Dans les bas-fonds de Hong-Kong, un flic vétéran et son jeune supérieur doivent faire équipe pour arrêter un tueur qui s’attaque aux femmes, laissant leur main coupée pour seule signature. Quand toutes leurs pistes s’essoufflent, ils décident d’utiliser une jeune délinquante comme appât.

CRITIQUE DU FILM

Si le polar hongkongais a acquis ses lettres de noblesse dès les années 1980 avant de devenir un phénomène cinématographique au cœur des années 1990, avec nombre de cinéastes devenus cultes comme John Woo, Johnnie To, Tsui Hark et beaucoup d’autres, le genre a progressivement disparu des écrans depuis une quinzaine d’années. Cela fait suite à la rétrocession de Hong Kong en 1997 et à la mainmise de la Chine continentale sur la région qui, outre des crises politiques comme lors de la révolution des parapluies en 2014, a aussi fortement impacté son industrie cinématographique et étouffé le vent de liberté créative et de subversion qui faisaient la force du cinéma hongkongais.

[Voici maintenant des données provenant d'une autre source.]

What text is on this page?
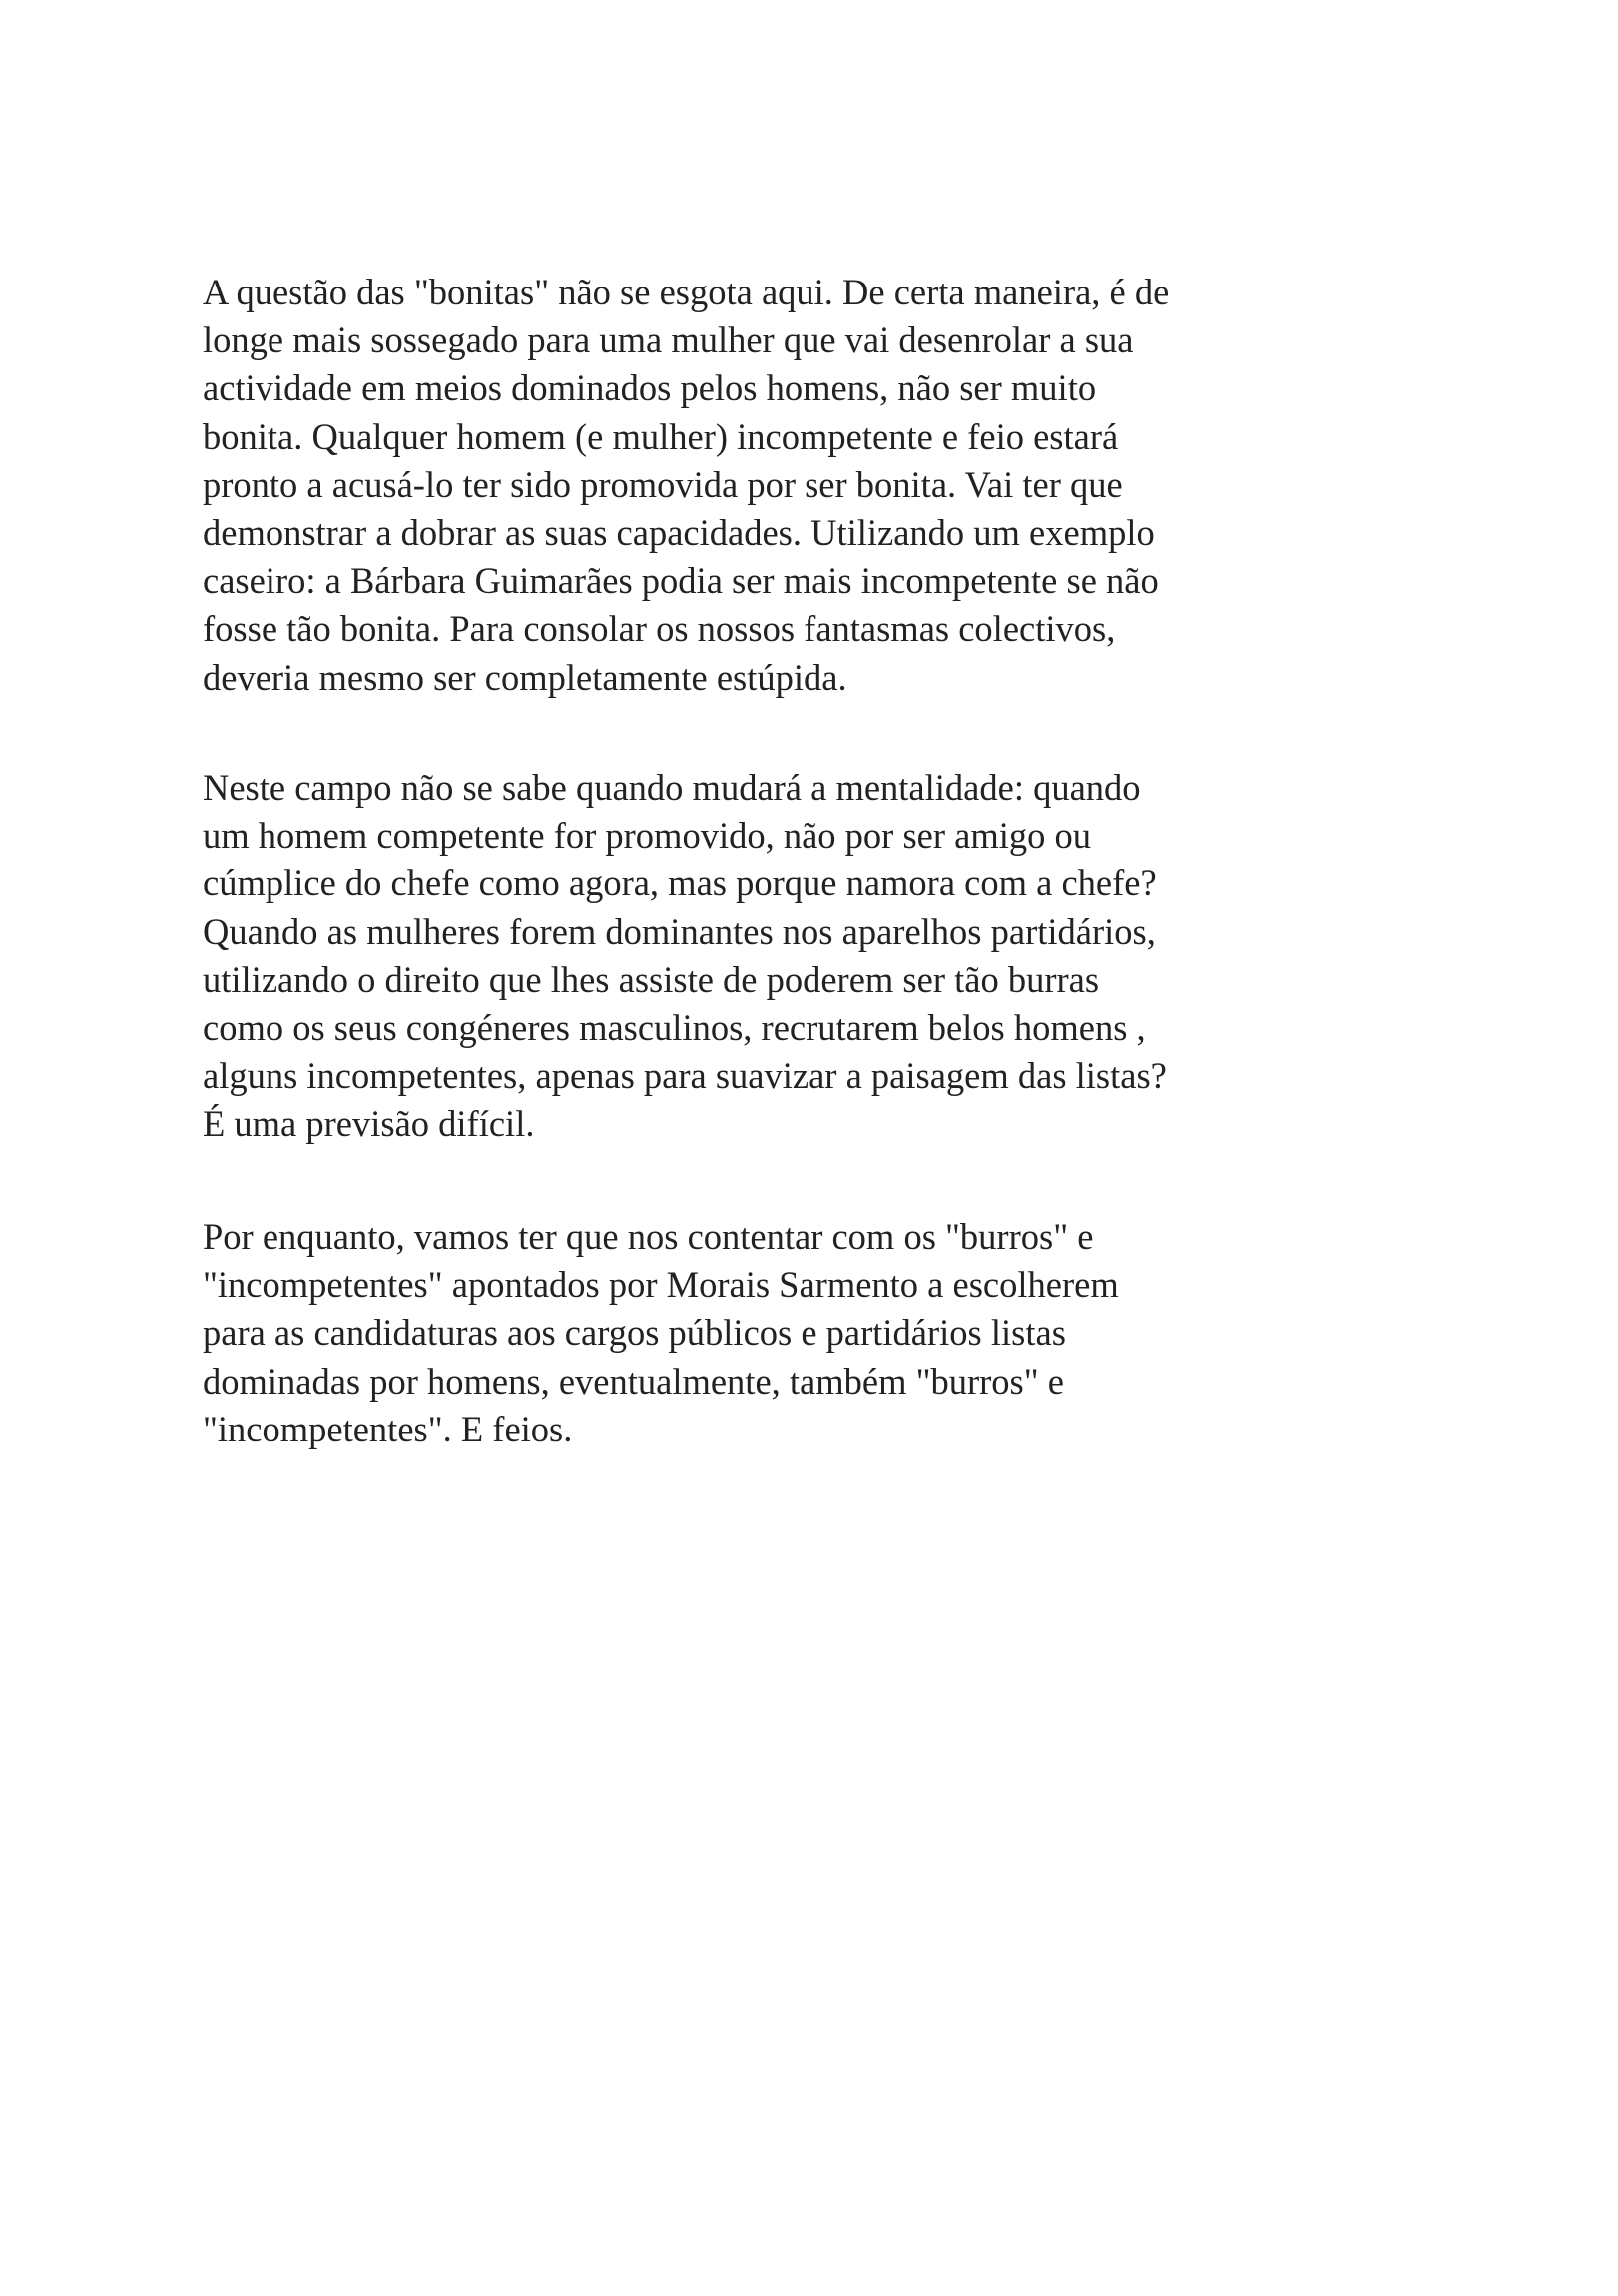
A questão das "bonitas" não se esgota aqui. De certa maneira, é de
longe mais sossegado para uma mulher que vai desenrolar a sua
actividade em meios dominados pelos homens, não ser muito
bonita. Qualquer homem (e mulher) incompetente e feio estará
pronto a acusá-lo ter sido promovida por ser bonita. Vai ter que
demonstrar a dobrar as suas capacidades. Utilizando um exemplo
caseiro: a Bárbara Guimarães podia ser mais incompetente se não
fosse tão bonita. Para consolar os nossos fantasmas colectivos,
deveria mesmo ser completamente estúpida.
Neste campo não se sabe quando mudará a mentalidade: quando
um homem competente for promovido, não por ser amigo ou
cúmplice do chefe como agora, mas porque namora com a chefe?
Quando as mulheres forem dominantes nos aparelhos partidários,
utilizando o direito que lhes assiste de poderem ser tão burras
como os seus congéneres masculinos, recrutarem belos homens ,
alguns incompetentes, apenas para suavizar a paisagem das listas?
É uma previsão difícil.
Por enquanto, vamos ter que nos contentar com os "burros" e
"incompetentes" apontados por Morais Sarmento a escolherem
para as candidaturas aos cargos públicos e partidários listas
dominadas por homens, eventualmente, também "burros" e
"incompetentes". E feios.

C’est dans ce contexte difficile que le réalisateur Soi Cheang nous propose ce qui s’avère être une œuvre quintessentielle de ce qu’était le polar hongkongais durant son âge d’or. Limbo est ainsi construit sur des archétypes classiques du genre. On y retrouve des figures connues et éprouvées, à commencer par le flic usé et marqué par la vie (Ka-Tung Lam), lequel se retrouve obligé de collaborer avec la jeune recrue aux méthodes scolaires (Mason Lee, qui n’est autre que le fils du réalisateur taïwanais Ang Lee). Ensemble, ils traquent un tueur en série fétichiste, qui ne laisse derrière lui que la main gauche de ses victimes, et pour le retrouver, ils vont devoir collaborer avec une délinquante en quête de rédemption (Cya Liu).

NOIR C’EST NOIR…

Si les personnages et l’histoire nous amènent sur un chemin déjà moult fois emprunté, ce qui démarque Limbo de ses prédécesseurs, c’est son environnement et sa photographie. S’il semble que le film ait d’abord été pensé et tourné en couleur, le choix du noir et blanc, même décidé à posteriori au moment de la post-production, est à saluer et constitue une réussite esthétique remarquable. Outre le parti-pris évident de présenter un polar sombre et rugueux en noir et blanc, la photo monochrome offre une vision quasi mythologique de cette ville de Hong Kong qui étouffe sous les ordures. Avec ses tours et ses gratte-ciels qui obstruent l’horizon, la pluie qui ne cesse de s’abattre sur le bitume, les sacs plastique et les cartons qui s’amoncellent jusqu’à tout recouvrir, les personnages se débattent dans un monde au bord du gouffre, où la vie et l’espoir ne tiennent plus qu’à un fil, rongés par la puanteur et la crasse d’une humanité qui semblent condamnée pour ses péchés.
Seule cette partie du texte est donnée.